South Korean Leader Considers Letting Its Tourists Visit North Korea

SEOUL, South Korea — President Moon Jae-in of South Korea on Tuesday called for economic exchanges with North Korea, including allowing visits there by South Korean tourists, to help ease tensions and encourage the North to resume talks with the United States.

North Korea has already said that it would welcome tourists from the South as the heavily sanctioned country seeks new ways to earn hard currency. Tourism is one of the few North Korean industries not covered by sanctions imposed by the United Nations Security Council and Washington to squeeze the North’s ability to earn foreign currency.

North Korea’s leader, Kim Jong-un, recently declared that his country no longer expected​ a breakthrough in deadlocked negotiations ​with Washington ​over how to denuclearize ​the ​North ​nor the lifting of American-led United Nations sanctions​. He said his country would​ instead​ rebuild its economy without the help of relief from the sanctions that were imposed over the North’s weapons programs.

To increase tourism, North Korea has recently opened seafront resorts or ski and spa complexes, all built in part to attract tourist cash from abroad, mainly China.

Speaking during a nationally televised news conference on Tuesday, Mr. Moon, a tireless advocate for dialogue between Pyongyang and Washington, said it was too early to give up hopes on North Korean-United States negotiations. One way to help revive diplomacy is to increase South-North Korean economic cooperation and exchanges​ as an incentive for the North to return to the negotiating table, Mr. Moon said.

“The South and the North should not just look to North Korean-United States dialogue and should instead increase South-North Korean cooperation a bit as a way to expedite North Korea-United States dialogue,” Mr. Moon said. “There are things the South and the North can easily do. For instance, tour programs, especially individual tourists, are something we can probe because they are not banned ​under international sanctions.”

​Under United Nations sanctions, countries cannot buy coal, iron ore, textiles, fish and other key export items from the North. But foreign tourists can visit North Korea.

​But the last South Korean tourists visited the North in 2008, when Seoul withdrew from a jointly run inter-Korean resort town at Diamond Mountain, or Kumgang, just north of the inter-Korean border. The resort was opened in 1998 and, until it was closed in a dispute over the shooting death of a South Korean tourist, it served as a major source of foreign currency for the cash-starved North, frequently hosting South Korean tour groups.
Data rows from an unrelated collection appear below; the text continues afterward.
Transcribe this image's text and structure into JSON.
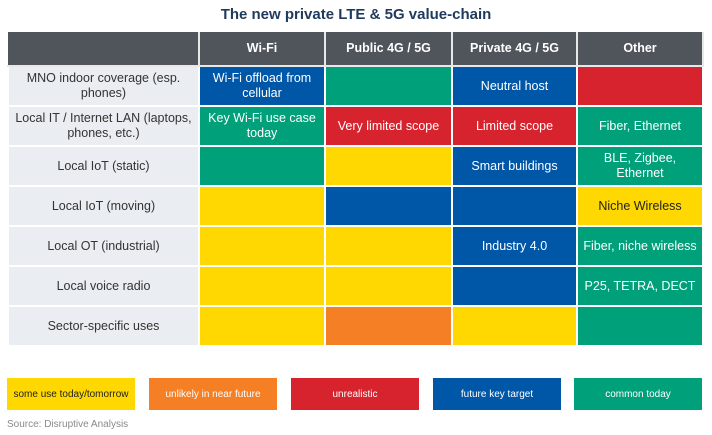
{
  "title": "The new private LTE & 5G value-chain",
  "columns": [
    "",
    "Wi-Fi",
    "Public 4G / 5G",
    "Private 4G / 5G",
    "Other"
  ],
  "colors": {
    "yellow": "#fed800",
    "orange": "#f47f24",
    "red": "#d7232d",
    "blue": "#0056a7",
    "green": "#00a07a",
    "header": "#50545b",
    "row_label_bg": "#eaedf1"
  },
  "rows": [
    {
      "label": "MNO indoor coverage (esp. phones)",
      "cells": [
        {
          "status": "blue",
          "text": "Wi-Fi offload from cellular"
        },
        {
          "status": "green",
          "text": ""
        },
        {
          "status": "blue",
          "text": "Neutral host"
        },
        {
          "status": "red",
          "text": ""
        }
      ]
    },
    {
      "label": "Local IT / Internet LAN (laptops, phones, etc.)",
      "cells": [
        {
          "status": "green",
          "text": "Key Wi-Fi use case today"
        },
        {
          "status": "red",
          "text": "Very limited scope"
        },
        {
          "status": "red",
          "text": "Limited scope"
        },
        {
          "status": "green",
          "text": "Fiber, Ethernet"
        }
      ]
    },
    {
      "label": "Local IoT (static)",
      "cells": [
        {
          "status": "green",
          "text": ""
        },
        {
          "status": "yellow",
          "text": ""
        },
        {
          "status": "blue",
          "text": "Smart buildings"
        },
        {
          "status": "green",
          "text": "BLE, Zigbee, Ethernet"
        }
      ]
    },
    {
      "label": "Local IoT (moving)",
      "cells": [
        {
          "status": "yellow",
          "text": ""
        },
        {
          "status": "blue",
          "text": ""
        },
        {
          "status": "blue",
          "text": ""
        },
        {
          "status": "yellow",
          "text": "Niche Wireless"
        }
      ]
    },
    {
      "label": "Local OT (industrial)",
      "cells": [
        {
          "status": "yellow",
          "text": ""
        },
        {
          "status": "yellow",
          "text": ""
        },
        {
          "status": "blue",
          "text": "Industry 4.0"
        },
        {
          "status": "green",
          "text": "Fiber, niche wireless"
        }
      ]
    },
    {
      "label": "Local voice radio",
      "cells": [
        {
          "status": "yellow",
          "text": ""
        },
        {
          "status": "yellow",
          "text": ""
        },
        {
          "status": "blue",
          "text": ""
        },
        {
          "status": "green",
          "text": "P25, TETRA, DECT"
        }
      ]
    },
    {
      "label": "Sector-specific uses",
      "cells": [
        {
          "status": "yellow",
          "text": ""
        },
        {
          "status": "orange",
          "text": ""
        },
        {
          "status": "yellow",
          "text": ""
        },
        {
          "status": "green",
          "text": ""
        }
      ]
    }
  ],
  "legend": [
    {
      "status": "yellow",
      "label": "some use today/tomorrow"
    },
    {
      "status": "orange",
      "label": "unlikely in near future"
    },
    {
      "status": "red",
      "label": "unrealistic"
    },
    {
      "status": "blue",
      "label": "future key target"
    },
    {
      "status": "green",
      "label": "common today"
    }
  ],
  "source": "Source: Disruptive Analysis"
}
In October, North Korea said it would rebuild the long-abandoned town on its own after demolishing “shabby” hotels and other ​South Korean-built facilities there. But Mr. Kim said the North “will always welcome our compatriots from the South if they want to come to Mount Kumgang, after it is wonderfully built as the world-level tourist destination.”

Mr. Moon has long argued that the United States should offer incentives, including easing sanctions, in return for concrete steps North Korea would take toward denuclearization. When he met Mr. Kim in April and September 2018, Mr. Moon presented bold ​plans for inter-Korean economic cooperation, including the reopening of the Diamond Mountain tour resort​ and the rebuilding of the North’s decrepit railways​.

But such visions remain in blueprint form only ​while the country still faces sanctions that ban all major international investments in the North.

Mr. Kim and President Trump met in Vietnam in February 2019 for a second summit meeting, but they parted ways without an agreement on how fast North Korea should dismantle its nuclear programs and how soon Washington should lift sanctions.

North Korea’s attitude has since turned cold toward Washington. It has also begun heaping scorn on Seoul’s efforts to facilitate dialogue between the North and the United States, calling them “presumptuous.”

Despite such ridicule, Mr. Moon said on Tuesday that his government would not abandon its efforts. He said South Korea would seek cooperation from the United States to get inter-Korean exchanges exempted from sanctions.​ Washington remains wary of giving such exemptions, fearing that they could weaken an international resolve to enforce sanctions on the North​.

In their latest messages, North Korea and Mr. Kim did not completely abandon dialogue ​​with Washington, although they made vague threats about showing off “new strategic weapons” and to abandon a self-imposed moratorium on nuclear and long-range missile tests, Mr. Moon said.

But Mr. Moon warned that the time for diplomacy was running out fast as Mr. Trump was expected to focus more on his re-election campaign in the coming months.

“I think neither North Korea nor the United States has a lot of time on its hands,” he said.